5. Anxiety Is Worldly
Verse 31: “Therefore do not be anxious, saying, ‘What shall we eat?’ or ‘What shall we drink?’ or ‘What shall we wear?’ For the Gentiles seek after all these things.”
Here the argument is: if you are anxious, you are like the world. This is what people do who don’t know God. Anxiety is worldly.
Be careful that you not become cynical at this point and say, “Piper you are naïve. You think you can dispel this monster so easily. Just remind us that the world is anxious. That will help?”
“If you are anxious, you are like the world.”
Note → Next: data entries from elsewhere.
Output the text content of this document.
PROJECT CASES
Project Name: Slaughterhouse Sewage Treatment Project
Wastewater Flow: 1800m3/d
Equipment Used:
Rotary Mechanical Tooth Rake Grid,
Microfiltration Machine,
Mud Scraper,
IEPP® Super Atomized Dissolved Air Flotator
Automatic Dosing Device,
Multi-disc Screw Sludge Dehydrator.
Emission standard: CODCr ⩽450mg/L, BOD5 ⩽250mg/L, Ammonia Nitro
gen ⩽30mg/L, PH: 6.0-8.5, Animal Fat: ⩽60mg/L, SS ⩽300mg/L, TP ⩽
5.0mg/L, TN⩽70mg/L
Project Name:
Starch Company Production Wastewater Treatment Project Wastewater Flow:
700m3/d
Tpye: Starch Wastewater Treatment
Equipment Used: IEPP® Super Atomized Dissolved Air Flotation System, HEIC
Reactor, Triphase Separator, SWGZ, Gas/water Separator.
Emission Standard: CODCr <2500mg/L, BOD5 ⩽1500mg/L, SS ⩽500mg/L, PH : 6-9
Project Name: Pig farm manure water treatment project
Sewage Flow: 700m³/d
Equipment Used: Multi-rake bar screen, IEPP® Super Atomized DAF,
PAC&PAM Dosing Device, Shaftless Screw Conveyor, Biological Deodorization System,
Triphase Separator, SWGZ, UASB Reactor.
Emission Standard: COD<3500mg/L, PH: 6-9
To which I say: These are not my words. These are the words of the Son of God. These are his prescriptions, not mine. Be careful lest you speak ill of Christ. He is not naïve. He knows the monster of anxiety better than you do. And he knows best how to fight it. And it is a fight. That is why he is multiplying weapons for you. Sometimes one will work and sometimes another. Don’t blow these off. Put them in your armory. The very one you mock might someday save your life. Don’t be anxious about things. The Gentiles do that.
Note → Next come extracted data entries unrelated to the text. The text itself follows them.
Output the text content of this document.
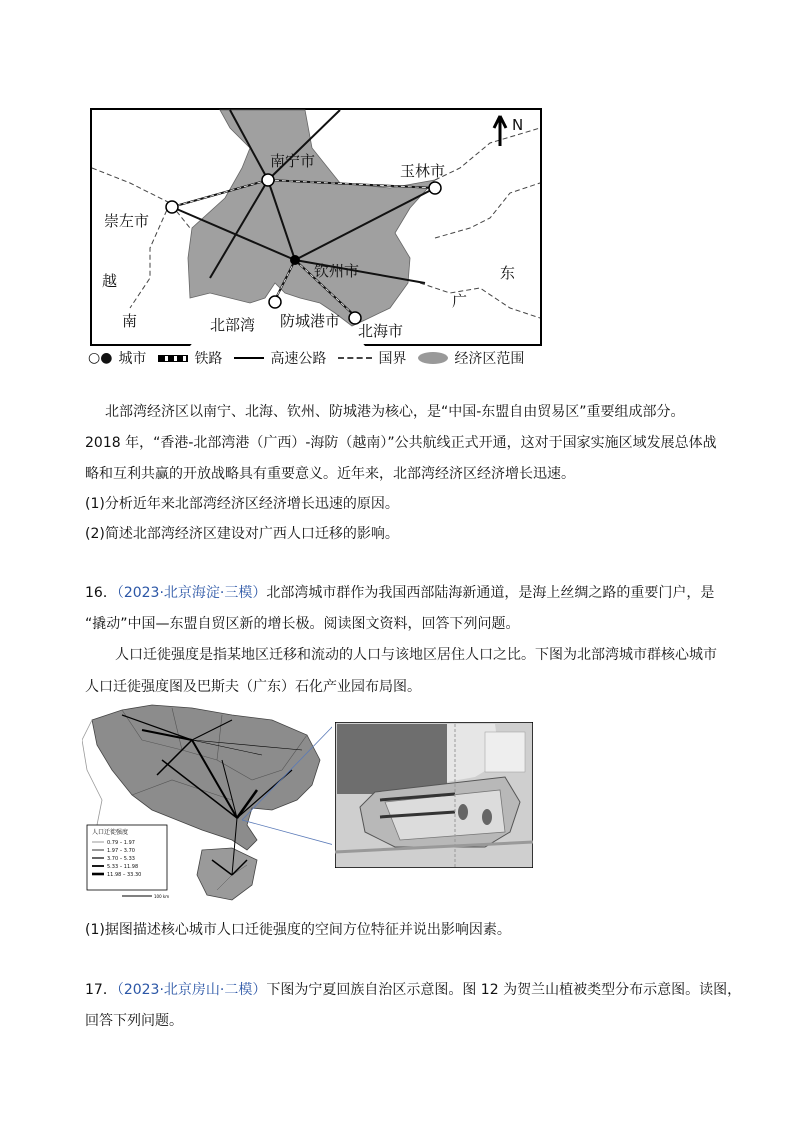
N
南宁市
玉林市
崇左市
钦州市
防城港市
北海市
北部湾
越
南
东
广
○● 城市	铁路	高速公路	国界	经济区范围
北部湾经济区以南宁、北海、钦州、防城港为核心，是“中国-东盟自由贸易区”重要组成部分。
2018 年，“香港-北部湾港（广西）-海防（越南）”公共航线正式开通，这对于国家实施区域发展总体战
略和互利共赢的开放战略具有重要意义。近年来，北部湾经济区经济增长迅速。
(1)分析近年来北部湾经济区经济增长迅速的原因。
(2)简述北部湾经济区建设对广西人口迁移的影响。
16．（2023·北京海淀·三模）北部湾城市群作为我国西部陆海新通道，是海上丝绸之路的重要门户，是
“撬动”中国—东盟自贸区新的增长极。阅读图文资料，回答下列问题。
人口迁徙强度是指某地区迁移和流动的人口与该地区居住人口之比。下图为北部湾城市群核心城市
人口迁徙强度图及巴斯夫（广东）石化产业园布局图。
人口迁徙强度
0.79 – 1.97
1.97 – 3.70
3.70 – 5.33
5.33 – 11.98
11.98 – 33.30
100 km
(1)据图描述核心城市人口迁徙强度的空间方位特征并说出影响因素。
17．（2023·北京房山·二模）下图为宁夏回族自治区示意图。图 12 为贺兰山植被类型分布示意图。读图，
回答下列问题。
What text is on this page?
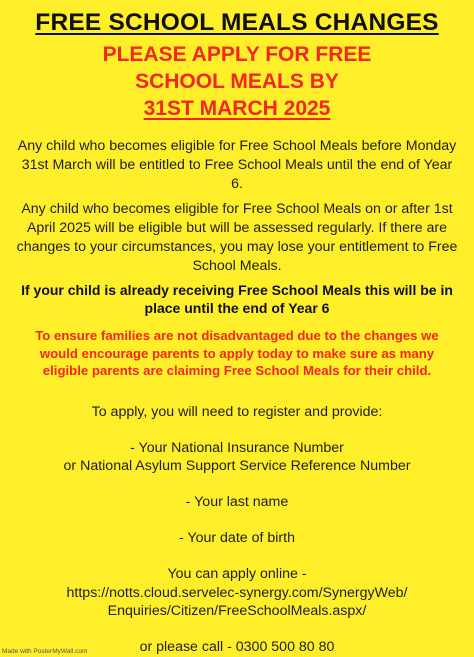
FREE SCHOOL MEALS CHANGES
PLEASE APPLY FOR FREE
SCHOOL MEALS BY
31ST MARCH 2025
Any child who becomes eligible for Free School Meals before Monday 31st March will be entitled to Free School Meals until the end of Year 6.
Any child who becomes eligible for Free School Meals on or after 1st April 2025 will be eligible but will be assessed regularly. If there are changes to your circumstances, you may lose your entitlement to Free School Meals.
If your child is already receiving Free School Meals this will be in place until the end of Year 6
To ensure families are not disadvantaged due to the changes we would encourage parents to apply today to make sure as many eligible parents are claiming Free School Meals for their child.
To apply, you will need to register and provide:
- Your National Insurance Number
or National Asylum Support Service Reference Number
- Your last name
- Your date of birth
You can apply online -
https://notts.cloud.servelec-synergy.com/SynergyWeb/
Enquiries/Citizen/FreeSchoolMeals.aspx/
or please call - 0300 500 80 80
Made with PosterMyWall.com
6. Your Heavenly Father Knows What You Need
Verse 32b: “And your heavenly Father knows that you need them all.”
The argument is: Don’t be anxious because you have Father; he is “heavenly” not earthly; and he knows exactly what you need. “Father” means he loves you and you are on his heart as a child. “Heavenly” means he is sovereign over all the earth and nothing can stop him from doing good to you. “He knows that you need them” means that he is never at a loss to know what is good for you and he has all the wisdom it takes to meet your need. So rest in this: Your heavenly Father knows what you need.
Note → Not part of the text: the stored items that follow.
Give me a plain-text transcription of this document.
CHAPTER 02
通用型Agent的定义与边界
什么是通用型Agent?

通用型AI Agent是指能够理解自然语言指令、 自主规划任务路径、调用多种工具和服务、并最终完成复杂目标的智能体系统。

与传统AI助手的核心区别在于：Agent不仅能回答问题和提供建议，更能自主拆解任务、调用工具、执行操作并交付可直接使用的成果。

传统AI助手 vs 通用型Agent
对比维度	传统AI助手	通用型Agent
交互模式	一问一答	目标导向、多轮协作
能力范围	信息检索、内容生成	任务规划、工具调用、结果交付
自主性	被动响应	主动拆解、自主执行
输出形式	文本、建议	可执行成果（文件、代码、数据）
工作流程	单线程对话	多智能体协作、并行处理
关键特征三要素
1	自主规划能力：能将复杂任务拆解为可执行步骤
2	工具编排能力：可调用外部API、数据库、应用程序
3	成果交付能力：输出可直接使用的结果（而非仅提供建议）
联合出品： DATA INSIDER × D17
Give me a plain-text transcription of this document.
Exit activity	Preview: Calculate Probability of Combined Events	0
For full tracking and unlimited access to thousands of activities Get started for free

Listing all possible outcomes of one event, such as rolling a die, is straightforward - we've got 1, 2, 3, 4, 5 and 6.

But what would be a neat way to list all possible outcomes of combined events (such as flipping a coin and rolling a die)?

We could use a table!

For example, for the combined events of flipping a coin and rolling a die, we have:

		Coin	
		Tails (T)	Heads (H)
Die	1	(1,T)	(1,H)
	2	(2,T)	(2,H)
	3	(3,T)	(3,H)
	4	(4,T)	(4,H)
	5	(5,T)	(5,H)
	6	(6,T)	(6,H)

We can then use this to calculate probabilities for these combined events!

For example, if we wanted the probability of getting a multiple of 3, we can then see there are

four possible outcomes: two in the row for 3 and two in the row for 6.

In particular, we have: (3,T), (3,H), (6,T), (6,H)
7. God Will Supply Everything You Need to Do His Will and His Righteousness
Verse 33: “But seek first the kingdom of God and his righteousness, and all these things will be added to you.”
The argument is God will supply everything you need to do his will and his righteousness. Yes he promises that some of us will be imprisoned and that some of us will be beaten and some of us will be killed. Paul says in Romans 8 that famine and nakedness will come for some, but will not separate us from the love of Christ. In all these things we will be more than conquerors through him who loved us. We will have all the clothing and food and drink that we need to do the will of God, including his time when his will is for us to die.
There is no guaranteed physical comfort in this world, no guaranteed life on earth. But no trial will befall you for which he will not give you all you need to endure to the end and be saved.
8. God Does Not Overload Any Day with Trouble
Verse 34: “Therefore do not be anxious about tomorrow, for tomorrow will be anxious for itself. Sufficient for the day is its own trouble.”
The argument is that God does not overload any day with trouble. Each day has its appointed amount. So don’t reach into tomorrow and bring its troubles into today. The comforting point is unsaid, but obvious: “The steadfast love of the Lord never ceases; his mercies never come to an end; they are new every morning; great is your faithfulness” (Lamentations 3:22–23). Each day has its own appointed troubles, and there are new mercies appointed for us every day so that you can bear the troubles. Trust him they will be there.
Freed from Anxiety to Be a Generous Giver
These eight arguments are a gift to you from the Lord Jesus to free you from anxiety and to make you a generous giver. If you will receive him as Savior and Lord and Treasure of your life, you will have his promises with him.
Receive them. Believe them. Make them the means by which you fight the good fight of faith every day. We are walking into grave days. One group of people more than all others should be free from anxiety: the people of Christ.